“In 1970 Uncle Roy died and five years later Big. They had been so good to all of us and it was hard to imagine that they wouldn’t always be around. Big had moved to the nursing home and spent her last years there. She was one of the few people I have known who made up her own mind that it was time to go there, and she made the best of the situation.”

Roy Stott's retirement party, late 1950s. Big and Uncle Roy are at the far right; Sara is in the foreground, back to camera (for once).
This pair in my child’s mind was like one person and one long name: biganduncaroy. Inseparable and precious and of another era. My grandmother, Jessie, lived in their house until I was 6 years old, and it did not seem the least bit strange that she cohabitated with her sister and brother-in-law nor that my mother had grown up in her uncle’s home. That’s just the way it was, and some of my earliest memories are of 115 East Washington and the Stotts. You’ve read in these blogs of how kind and sacrificing they were, taking in Jessie, five children and a grandmother quite unexpectedly in 1932. They remained just that way, thoughtful and quiet and just going about their own business. Uncle Roy was stalwart and strong and as rock steady as any human being I have ever known, a gentleman of the highest order. In my memories, he is sitting in his big overstuffed chair, reading or watching TV, or walking down to the old Greenwood Leflore Public Library for a grocery sack of Westerns or mysteries. He would walk me and my cousin, Jay, downtown, stopping in at the Utility Plant or the police station, and I well remember him taking us back to the jail and telling us if we didn’t behave that we would wind up behind bars. We took note. As the “new bridge” over the Yazoo was being built, you would often find Uncle Roy standing there on the bank, watching and observing and probably so much more capable than those actually doing the work. He came to Greenwood from backwoods Tennessee with barely a junior high education, way back in the earliest years of the century, and went from climbing light poles to running Greenwood Utilities for 50+ years.
Big could come across as stern and humorless, but that impression was way off the mark.

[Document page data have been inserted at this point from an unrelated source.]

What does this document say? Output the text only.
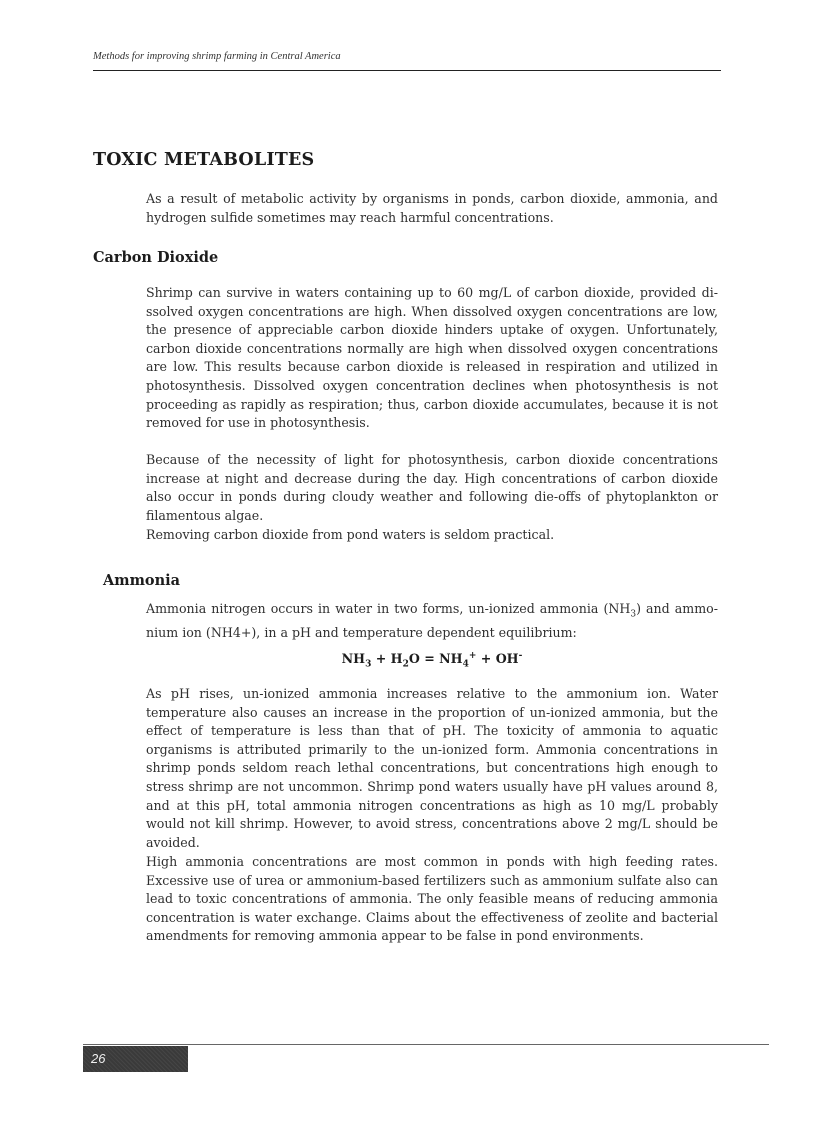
Methods for improving shrimp farming in Central America
TOXIC METABOLITES

As a result of metabolic activity by organisms in ponds, carbon dioxide, ammonia, and hydrogen sulfide sometimes may reach harmful concentrations.

Carbon Dioxide

Shrimp can survive in waters containing up to 60 mg/L of carbon dioxide, provided dissolved oxygen concentrations are high. When dissolved oxygen concentrations are low, the presence of appreciable carbon dioxide hinders uptake of oxygen. Unfortunately, carbon dioxide concentrations normally are high when dissolved oxygen concentrations are low. This results because carbon dioxide is released in respiration and utilized in photosynthesis. Dissolved oxygen concentration declines when photosynthesis is not proceeding as rapidly as respiration; thus, carbon dioxide accumulates, because it is not removed for use in photosynthesis.

Because of the necessity of light for photosynthesis, carbon dioxide concentrations increase at night and decrease during the day. High concentrations of carbon dioxide also occur in ponds during cloudy weather and following die-offs of phytoplankton or filamentous algae.

Removing carbon dioxide from pond waters is seldom practical.

Ammonia

Ammonia nitrogen occurs in water in two forms, un-ionized ammonia $(NH_3)$ and ammonium ion (NH4+), in a pH and temperature dependent equilibrium:

$NH_3 + H_2O = NH_4^+ + OH^-$

As pH rises, un-ionized ammonia increases relative to the ammonium ion. Water temperature also causes an increase in the proportion of un-ionized ammonia, but the effect of temperature is less than that of pH. The toxicity of ammonia to aquatic organisms is attributed primarily to the un-ionized form. Ammonia concentrations in shrimp ponds seldom reach lethal concentrations, but concentrations high enough to stress shrimp are not uncommon. Shrimp pond waters usually have pH values around 8, and at this pH, total ammonia nitrogen concentrations as high as 10 mg/L probably would not kill shrimp. However, to avoid stress, concentrations above 2 mg/L should be avoided.

High ammonia concentrations are most common in ponds with high feeding rates. Excessive use of urea or ammonium-based fertilizers such as ammonium sulfate also can lead to toxic concentrations of ammonia. The only feasible means of reducing ammonia concentration is water exchange. Claims about the effectiveness of zeolite and bacterial amendments for removing ammonia appear to be false in pond environments.

26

She had a great, quirky sense of humor, just like Jessie and she would go the extra mile to help anyone in need. I remember many trips down the slippery Yazoo banks at the end of Walthall with her, carrying clothes or extra food to the family who lived in a shanty atop pontoons down there. She had a reputation as the best private nurse in town and was privy to all the gossip from those nights spent at someone’s bedside. I’m so grateful that she had the courage to leave her Holmes County base in 1908 or so and come to the “big city,” Greenwood, to pursue a nursing career. Because Jessie followed her a few years later and the rest is history. Our history, the story of Jessie and Howard and their children and grandchildren, all entertwined with the Stotts on East Washington. This quiet, strong couple saved my mother and her family, beyond any doubt, and I’m so glad they were part of my life until I was grown.
Great photos of my Grand Parents. Thanks for posting them. I guess they were both retired by the time I was born. I remember my folks building a home with a basement in Columbus so they could come and visit for a while since both my dad and Uncle Roy lived in the same area of Columbus.